In a 7-4 decision largely upholding the decision of the U.S. Court of International Trade (CIT), the appeals court stressed that IEEPA does not grant the president “unbounded” authority to impose tariffs of unlimited duration on goods imported from almost every U.S. trading partner in the world (for prior coverage, see the trade alert dated May 30, 2025). In addressing only the IEEPA “fentanyl” (or “trafficking”) tariffs and the IEEPA “reciprocal” tariffs, the court wrote that the statute “bestows significant authority on the president to undertake a number of actions in response to a declared national emergency, but none of these actions explicitly include the power to impose tariffs, duties, or the like, or the power to tax." The ruling noted that the plain language of the statute does not mention the words “tariff,” “duties,” or “tax.”
In contrast, the court highlighted many specific trade remedy and other statutes containing an express delegation by Congress to the president of its sole constitutional power to impose tariffs and taxes.

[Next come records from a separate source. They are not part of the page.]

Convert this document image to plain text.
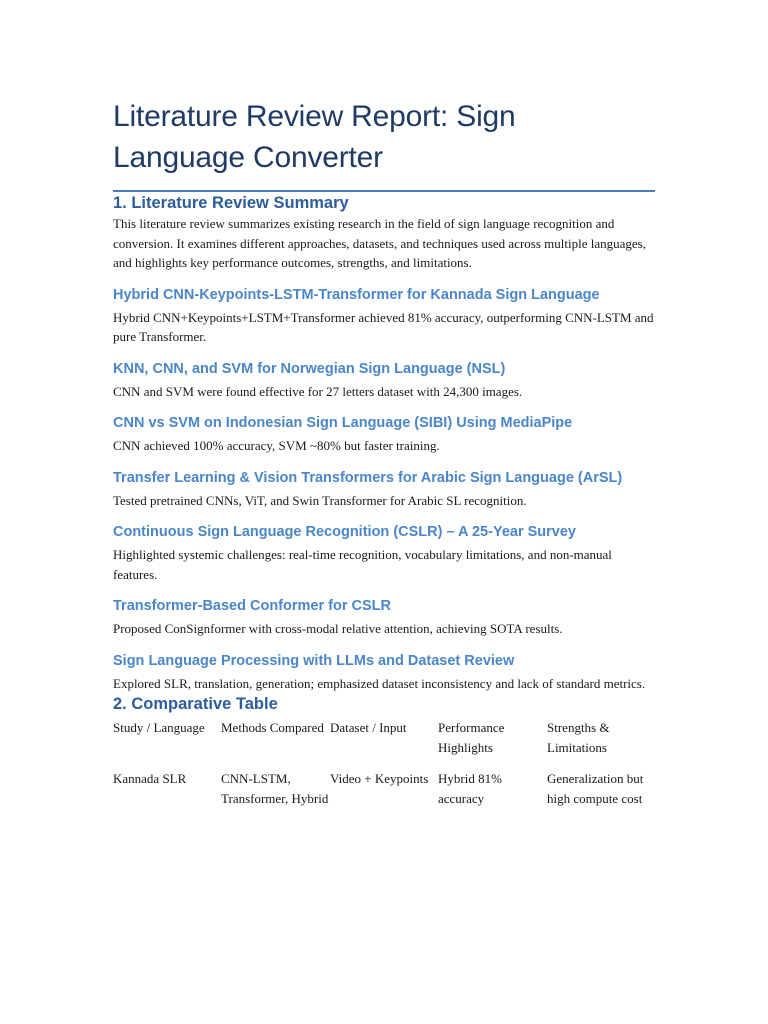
Literature Review Report: Sign Language Converter
1. Literature Review Summary

This literature review summarizes existing research in the field of sign language recognition and conversion. It examines different approaches, datasets, and techniques used across multiple languages, and highlights key performance outcomes, strengths, and limitations.

Hybrid CNN-Keypoints-LSTM-Transformer for Kannada Sign Language

Hybrid CNN+Keypoints+LSTM+Transformer achieved 81% accuracy, outperforming CNN-LSTM and pure Transformer.

KNN, CNN, and SVM for Norwegian Sign Language (NSL)

CNN and SVM were found effective for 27 letters dataset with 24,300 images.

CNN vs SVM on Indonesian Sign Language (SIBI) Using MediaPipe

CNN achieved 100% accuracy, SVM ~80% but faster training.

Transfer Learning & Vision Transformers for Arabic Sign Language (ArSL)

Tested pretrained CNNs, ViT, and Swin Transformer for Arabic SL recognition.

Continuous Sign Language Recognition (CSLR) – A 25-Year Survey

Highlighted systemic challenges: real-time recognition, vocabulary limitations, and non-manual features.

Transformer-Based Conformer for CSLR

Proposed ConSignformer with cross-modal relative attention, achieving SOTA results.

Sign Language Processing with LLMs and Dataset Review

Explored SLR, translation, generation; emphasized dataset inconsistency and lack of standard metrics.

2. Comparative Table
Study / Language	Methods Compared	Dataset / Input	Performance Highlights	Strengths & Limitations
Kannada SLR	CNN-LSTM, Transformer, Hybrid	Video + Keypoints	Hybrid 81% accuracy	Generalization but high compute cost
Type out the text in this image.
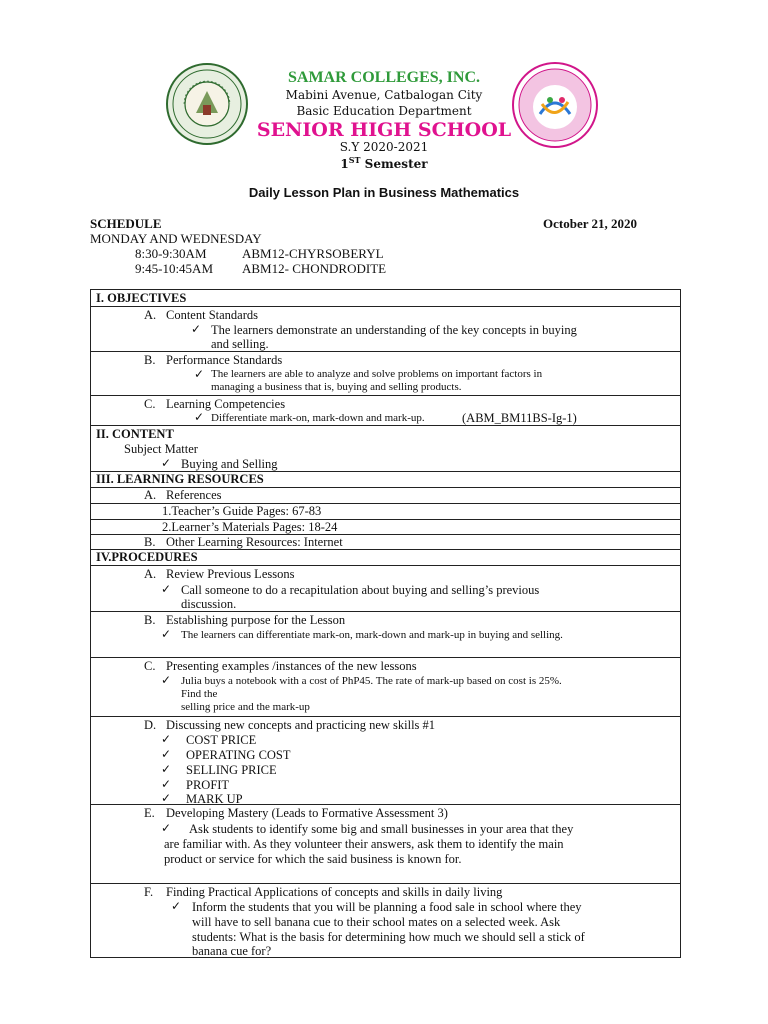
SAMAR COLLEGES, INC.
Mabini Avenue, Catbalogan City
Basic Education Department
SENIOR HIGH SCHOOL
S.Y 2020-2021
1ST Semester
Daily Lesson Plan in Business Mathematics
SCHEDULE	October 21, 2020
MONDAY AND WEDNESDAY
8:30-9:30AM	ABM12-CHYRSOBERYL
9:45-10:45AM ABM12- CHONDRODITE
I. OBJECTIVES
A. Content Standards
✓ The learners demonstrate an understanding of the key concepts in buying
and selling.
B. Performance Standards
✓ The learners are able to analyze and solve problems on important factors in
managing a business that is, buying and selling products.
C. Learning Competencies
✓ Differentiate mark-on, mark-down and mark-up.	(ABM_BM11BS-Ig-1)
II. CONTENT
Subject Matter
✓ Buying and Selling
III. LEARNING RESOURCES
A. References
1.Teacher’s Guide Pages: 67-83
2.Learner’s Materials Pages: 18-24
B. Other Learning Resources: Internet
IV.PROCEDURES
A. Review Previous Lessons
✓ Call someone to do a recapitulation about buying and selling’s previous
discussion.
B. Establishing purpose for the Lesson
✓ The learners can differentiate mark-on, mark-down and mark-up in buying and selling.
C. Presenting examples /instances of the new lessons
✓ Julia buys a notebook with a cost of PhP45. The rate of mark-up based on cost is 25%.
Find the
selling price and the mark-up
D. Discussing new concepts and practicing new skills #1
✓ COST PRICE
✓ OPERATING COST
✓ SELLING PRICE
✓ PROFIT
✓ MARK UP
E. Developing Mastery (Leads to Formative Assessment 3)
✓ Ask students to identify some big and small businesses in your area that they
are familiar with. As they volunteer their answers, ask them to identify the main
product or service for which the said business is known for.
F. Finding Practical Applications of concepts and skills in daily living
✓ Inform the students that you will be planning a food sale in school where they
will have to sell banana cue to their school mates on a selected week. Ask
students: What is the basis for determining how much we should sell a stick of
banana cue for?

The court ruled that IEEPA did not contain such a delegation and that absent such clear and precise language from Congress (including limits on the president’s power), these two IEEPA tariffs are unlawful.
The court also found that the president’s use of IEEPA to impose tariffs ran afoul of the “major questions” doctrine, which holds that major regulatory initiatives that are broad-based cannot rest on minor, vague, or obscure provisions of law without clear congressional authorization, noting first that the power to tax has long been held separate from the power to regulate. “The tariffs at issue in this case implicate the concerns animating the major questions doctrine as they are both 'unheralded' and 'transformative,'" it wrote. The court added that since IEEPA's enactment nearly 50 years ago, presidents have frequently invoked this statute but no president had ever previously used IEEPA to impose tariffs and/or adjust tariff rates.
Four judges in the majority went further and wrote that IEEPA does not allow the president to impose tariffs under any circumstances. Importantly, they wrote that the government’s position on the "scope of authority granted by IEEPA would render it an unconstitutional delegation," a recurring issue (“non-delegation doctrine”) before the current U.S. Supreme Court.
In an interesting twist, the majority also vacated the CIT’s nationwide permanent injunction against further collection of these duties and sent that portion of the decision back to the lower court to consider whether such an injunction was legal in light of new U.S. Supreme Court precedent on nationwide injunctions. It also ordered the CIT to consider whether relief should only be granted to the importers that filed the case instead of to all importers that paid the tariffs, and for the CIT to pause any action until the October 14 date staying its mandate.